In order for youth to qualify, they need to be evaluated and receive a variety of screenings including IQ testing, autism assessment, and developmental and behavioral assessment. This screening then needs to be signed off on by a medical doctor. Families can contact a local provider to help guide them through this process.

Children’s Autism Waiver (CAW)

15 months to age 8

The Children’s Autism Waiver is for youth who are diagnosed on the Autism Spectrum and who have qualifying scores on a specific behavior scale. In order for youth to qualify, they need to be evaluated and receive a variety of screenings including IQ testing, autism assessment, and developmental and behavioral assessment. This screening then needs to be signed off on by a medical doctor. Families can contact a local provider to help guide them through this process.

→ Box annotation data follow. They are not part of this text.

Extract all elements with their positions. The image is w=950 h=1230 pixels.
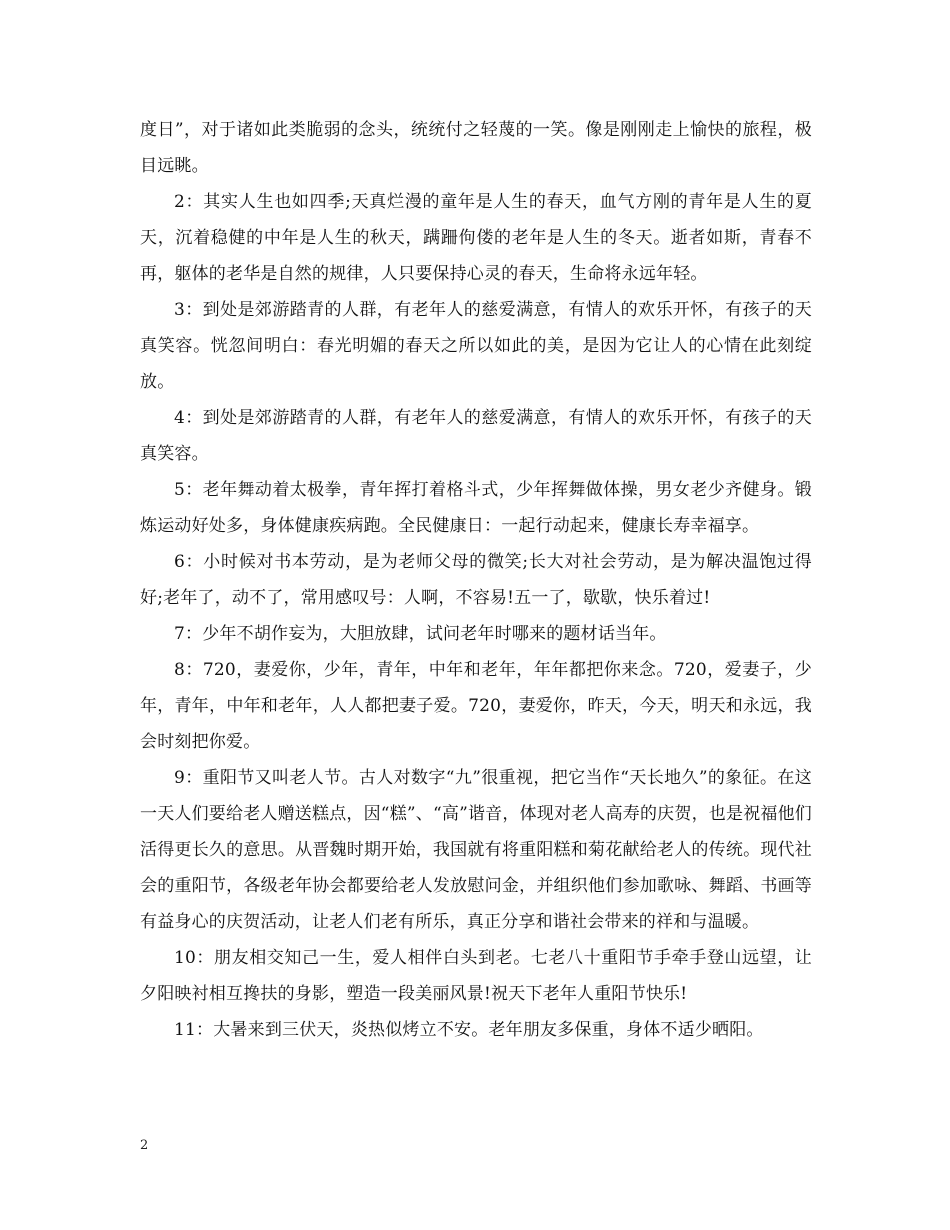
paragraph-item-11: 11：大暑来到三伏天，炎热似烤立不安。老年朋友多保重，身体不适少晒阳。 xyxy=(174,1020,764,1040)
paragraph-item-8: 8：720，妻爱你，少年，青年，中年和老年，年年都把你来念。720，爱妻子，少年，青年，中年和老年，人人都把妻子爱。720，妻爱你，昨天，今天，明天和永远，我会时刻把你爱。 xyxy=(140,660,812,752)
paragraph-item-4: 4：到处是郊游踏青的人群，有老年人的慈爱满意，有情人的欢乐开怀，有孩子的天真笑容。 xyxy=(140,408,812,464)
document-body xyxy=(140,112,812,1048)
paragraph-item-3: 3：到处是郊游踏青的人群，有老年人的慈爱满意，有情人的欢乐开怀，有孩子的天真笑容。恍忽间明白：春光明媚的春天之所以如此的美，是因为它让人的心情在此刻绽放。 xyxy=(140,300,812,392)
paragraph-item-9: 9：重阳节又叫老人节。古人对数字“九”很重视，把它当作“天长地久”的象征。在这一天人们要给老人赠送糕点，因“糕”、“高”谐音，体现对老人高寿的庆贺，也是祝福他们活得更长久的意思。从晋魏时期开始，我国就有将重阳糕和菊花献给老人的传统。现代社会的重阳节，各级老年协会都要给老人发放慰问金，并组织他们参加歌咏、舞蹈、书画等有益身心的庆贺活动，让老人们老有所乐，真正分享和谐社会带来的祥和与温暖。 xyxy=(140,768,812,932)
page-number: 2 xyxy=(140,1138,149,1153)
paragraph-item-5: 5：老年舞动着太极拳，青年挥打着格斗式，少年挥舞做体操，男女老少齐健身。锻炼运动好处多，身体健康疾病跑。全民健康日：一起行动起来，健康长寿幸福享。 xyxy=(140,480,812,536)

There are a limited number of openings (slots) and families are selected by random lottery. The program provides 3 years of intensive intervention including:

Case management from a Family Support Specialist

Program design and monitoring

Children’s autism training

Adaptive equipment/environmental modifications

Respite

Transportation

Speech, occupational, or physical therapy

If youth have not been selected by age 5, they are taken off the waitlist since they will not be able to receive the full 3 years of intervention.

Contact Information

Organizations/Agencies who specialize in Autism.

Autism Insurance Services

Birth to age 18

By law, most Montana based insurance companies must provide coverage for autism services for children. Children under 9 are covered up to $50,000 per year and children 9-18 are covered up to $20,000 per year. Parents should check with their individual insurance company to find out more about their specific coverage.

Part C Infant and Toddler Early Intervention Program

Birth to age 3

Part C is a free service with no waiting list. Families can access Part C by contacting the Developmental Disabilities Program, a local provider, or a Child Find screening. Part C provides developmental evaluation and screening for all youth. If a youth is at risk, families are eligible for Part C services. Youth do not need to be determined eligible for developmental disabilities services to access Part C. Part C services include:

Assessment and evaluation
Assistive technology
Audiology
Family training and counseling
Nursing services
Nutrition
Occupational therapy
Physical therapy
Psychological services
Service coordination
Social work
Special instruction
Speech therapy
Transportation

Family Education and Support (FES)

Birth to age 22

This program offers parent education and coaching, coordination of care, and help with transition and linkage to other services. It generally takes the form of monthly meetings with a case manager. It is generally used for families in need that are not eligible for other developmental disability benefits, or who are transitioning in or out of other programs. It is not as intensive as other programs, and may have a wait list. Families can access FES by contacting a local provider.